Do you need sugar for electrolytes?
For everyday activities and average workouts, you just need a little pinch of sugar to ensure that the water you drink is getting absorbed into your body. Nuun Sport is formulated with 1 gram of sugar, just enough to help water and electrolytes do their thing.
How much is 1 gram of sugar?
+Just a pinch. It’s around a quarter of teaspoon, or about 4 calories’ worth.
You’ll see a wide range of sugar content from healthy sports drinks to not-so-healthy ones, but a gram of sugar is all you need for an average workout. That’s how much is contained in a tab of Nuun Sport, which is specially formulated for everyday exercise or anytime you break a sweat.
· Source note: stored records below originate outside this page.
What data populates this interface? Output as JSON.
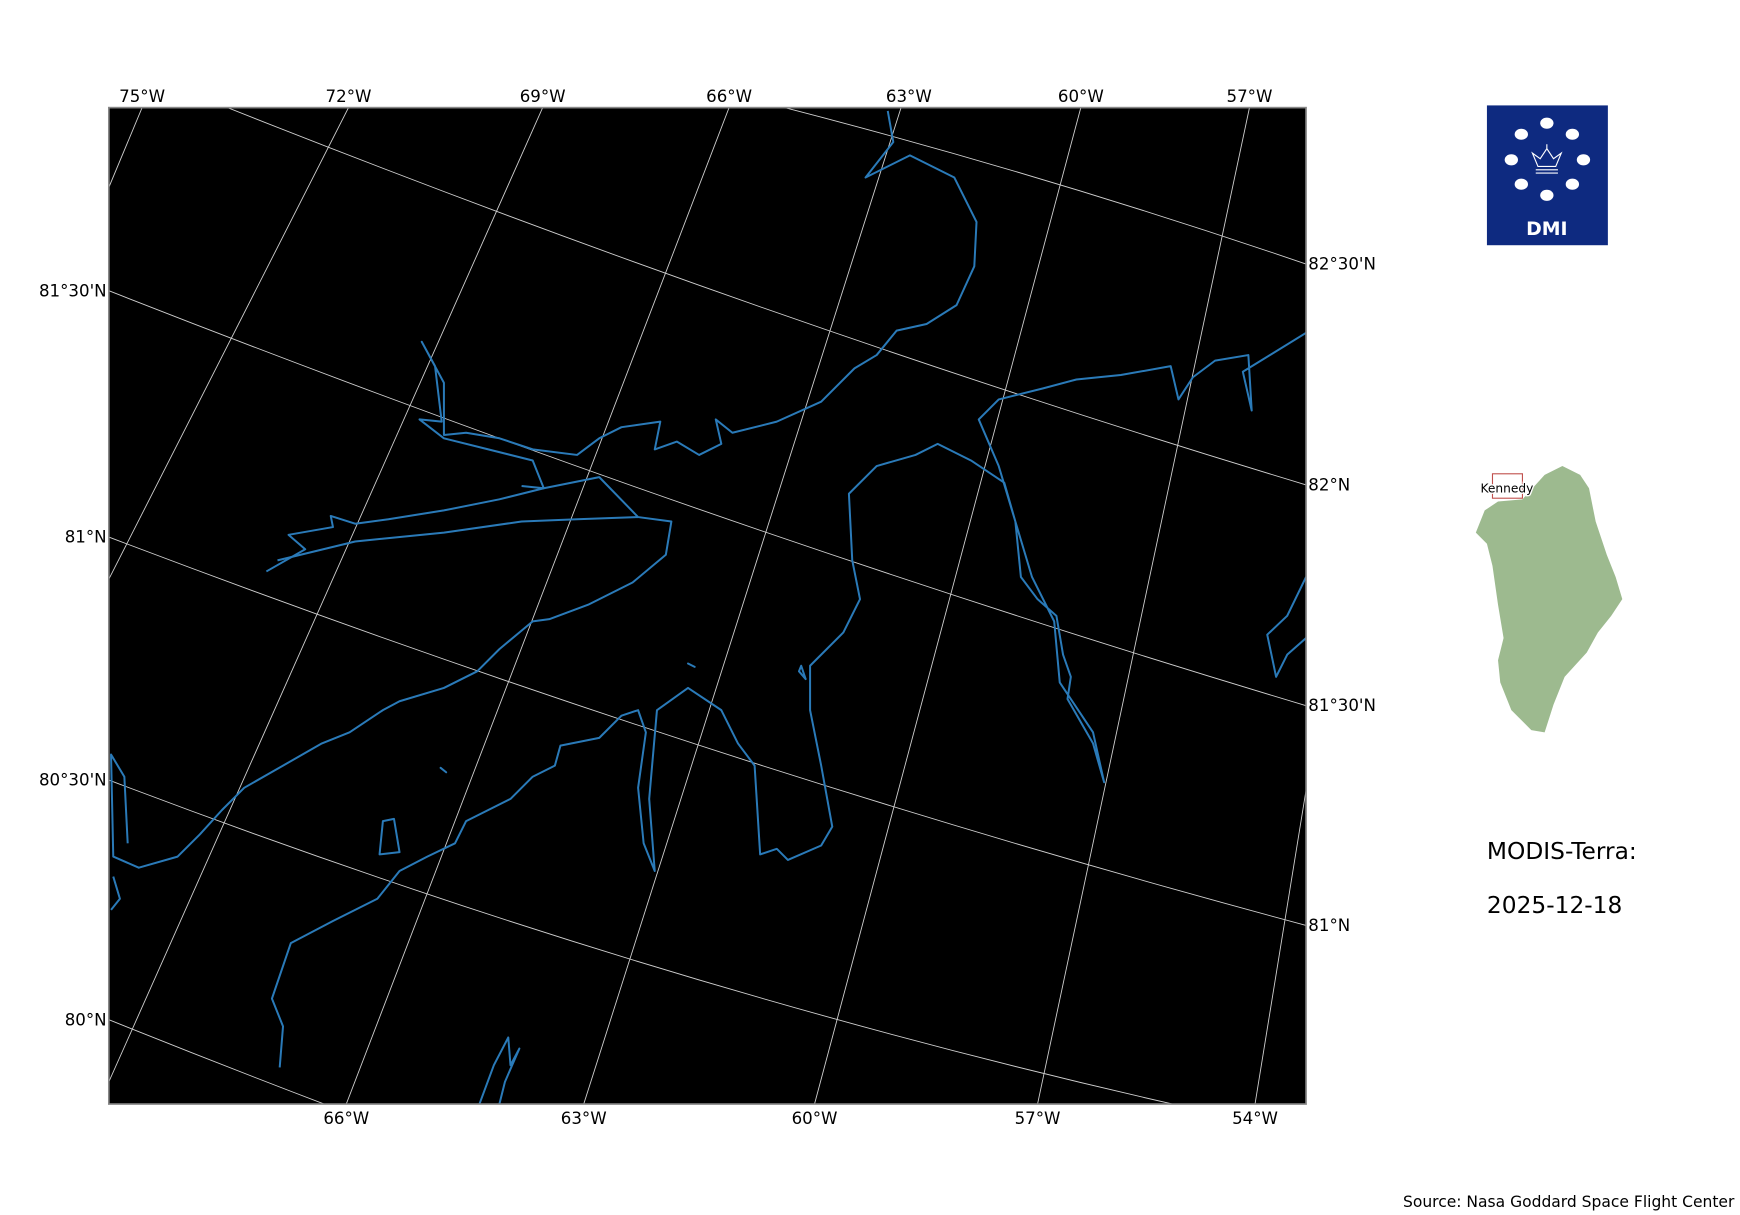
{
  "map": {
    "background": "#000000",
    "coastline_color": "#2a7ab8",
    "gridline_color": "#d0d0d0",
    "top_lon_labels": [
      "75°W",
      "72°W",
      "69°W",
      "66°W",
      "63°W",
      "60°W",
      "57°W"
    ],
    "bottom_lon_labels": [
      "66°W",
      "63°W",
      "60°W",
      "57°W",
      "54°W"
    ],
    "left_lat_labels": [
      "81°30'N",
      "81°N",
      "80°30'N",
      "80°N"
    ],
    "right_lat_labels": [
      "82°30'N",
      "82°N",
      "81°30'N",
      "81°N"
    ]
  },
  "logo": {
    "text": "DMI",
    "color": "#0e2a80"
  },
  "inset": {
    "region_label": "Kennedy",
    "land_color": "#9dba8f",
    "box_color": "#c0504d"
  },
  "info": {
    "sensor": "MODIS-Terra:",
    "date": "2025-12-18"
  },
  "footer": {
    "source": "Source: Nasa Goddard Space Flight Center"
  }
}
When is low or no sugar beneficial?
If you aren’t regularly working up a sweat and simply need a little boost with everyday hydration, a low- or no-sugar electrolyte drink, like Nuun Zero Sugar might be the way to go.
Diabetics or people who need to monitor their blood sugar levels may want to avoid electrolyte drinks with sugar, unless they’re using the carbohydrates from these drinks to keep their blood sugar levels steady. Talk to your doctor about using sports drinks to manage your glucose levels during a workout or vigorous activity.
Electrolyte drinks with and without sugar: A comparison
Feature / Benefit | With Sugar (e.g., Nuun Sport) | Sugar-Free (e.g., Nuun Zero Sugar) |
---|---|---|
Hydration Effectiveness | Enhances absorption through sodium-glucose transport, ideal during intense exercise | Effective for casual hydration and low-intensity activity |
Energy Support | Provides quick energy boost for endurance training | No energy boost—best paired with meals or snacks |
Calories per Serving | Low (~15 cal per serving with Nuun Sport) | 0 calories |
Best Use Cases | Long runs, cycling, marathons, hot-weather workouts | Everyday hydration, light activity, keto-friendly |
Who Benefits Most | Endurance athletes, high-sweat situations | Daily users, people watching sugar or calorie intake |
Nuun Example | Nuun Sport (with a small amount of sugar + electrolytes) | Nuun Sport (with a small amount of sugar + electrolytes) |
Sugar Is Sweet, as Long as It’s Working for You
Sugar gets a bad rap, but in the right quantity and context it can be a powerful tool to support your fitness and wellness goals. Thanks to decades of research, we know it’s an essential part of maintaining healthy hydration.
So, when you see a little bit of sugar in an electrolyte drink, don’t sweat it. Or better yet: get sweaty and keep hydrating, knowing that sugar and science have your back.